- Born: February 5, 1961 Richmond, Virginia
- Died: July 6, 1992 (aged 31) Varina, Virginia

= Vance Buck =

Vance Matthew Buck (February 5, 1961 - July 6, 1992) was an American entrepreneur, best known for his long-term relationship with Elton John.

== Biography ==
Vance Buck was born on February 5, 1961, in Richmond, Virginia. In 1975, he moved to Manhattan, where he became immersed in the burgeoning punk rock scene. A talented entrepreneur, he soon became a luminary in New York City's underground nightlife. Buck was introduced to Elton John in 1978 by Andy Warhol, after which they became lovers and lifelong friends.

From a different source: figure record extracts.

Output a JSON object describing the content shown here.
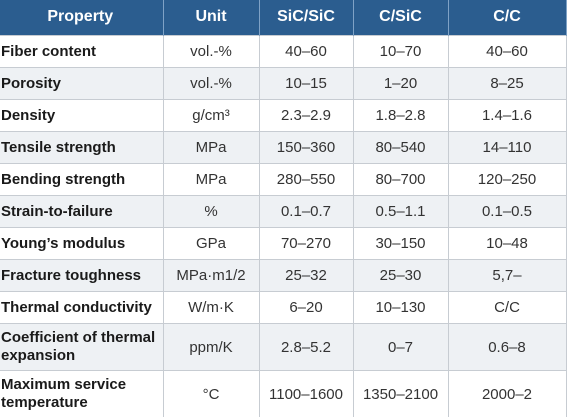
{
  "table": {
    "headers": [
      "Property",
      "Unit",
      "SiC/SiC",
      "C/SiC",
      "C/C"
    ],
    "rows": [
      {
        "property": "Fiber content",
        "unit": "vol.-%",
        "sic_sic": "40–60",
        "c_sic": "10–70",
        "c_c": "40–60"
      },
      {
        "property": "Porosity",
        "unit": "vol.-%",
        "sic_sic": "10–15",
        "c_sic": "1–20",
        "c_c": "8–25"
      },
      {
        "property": "Density",
        "unit": "g/cm³",
        "sic_sic": "2.3–2.9",
        "c_sic": "1.8–2.8",
        "c_c": "1.4–1.6"
      },
      {
        "property": "Tensile strength",
        "unit": "MPa",
        "sic_sic": "150–360",
        "c_sic": "80–540",
        "c_c": "14–110"
      },
      {
        "property": "Bending strength",
        "unit": "MPa",
        "sic_sic": "280–550",
        "c_sic": "80–700",
        "c_c": "120–250"
      },
      {
        "property": "Strain-to-failure",
        "unit": "%",
        "sic_sic": "0.1–0.7",
        "c_sic": "0.5–1.1",
        "c_c": "0.1–0.5"
      },
      {
        "property": "Young’s modulus",
        "unit": "GPa",
        "sic_sic": "70–270",
        "c_sic": "30–150",
        "c_c": "10–48"
      },
      {
        "property": "Fracture toughness",
        "unit": "MPa·m1/2",
        "sic_sic": "25–32",
        "c_sic": "25–30",
        "c_c": "5,7–"
      },
      {
        "property": "Thermal conductivity",
        "unit": "W/m·K",
        "sic_sic": "6–20",
        "c_sic": "10–130",
        "c_c": "C/C"
      },
      {
        "property": "Coefficient of thermal expansion",
        "unit": "ppm/K",
        "sic_sic": "2.8–5.2",
        "c_sic": "0–7",
        "c_c": "0.6–8"
      },
      {
        "property": "Maximum service temperature",
        "unit": "°C",
        "sic_sic": "1100–1600",
        "c_sic": "1350–2100",
        "c_c": "2000–2"
      }
    ]
  }
}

By the mid-1980s Buck became disenchanted with life on the road. In 1985, he moved to Milan, Italy, where he embarked upon a career in fashion. Shortly after moving to Milan, he lived and worked with Egon von Fürstenberg. After moving back to the United States in 1986 and testing positive for HIV, he quietly lobbied for AIDS awareness and prevention. It was Buck who brought Ryan White to the attention of Elton John.

A photo of Buck can be seen on the inside sleeve artwork for John's 1982 album Jump Up!.

Buck died of complications of AIDS on July 6, 1992. John dedicated his 1992 album The One to Buck, which can be seen in the back cover, with original artwork by Gianni Versace.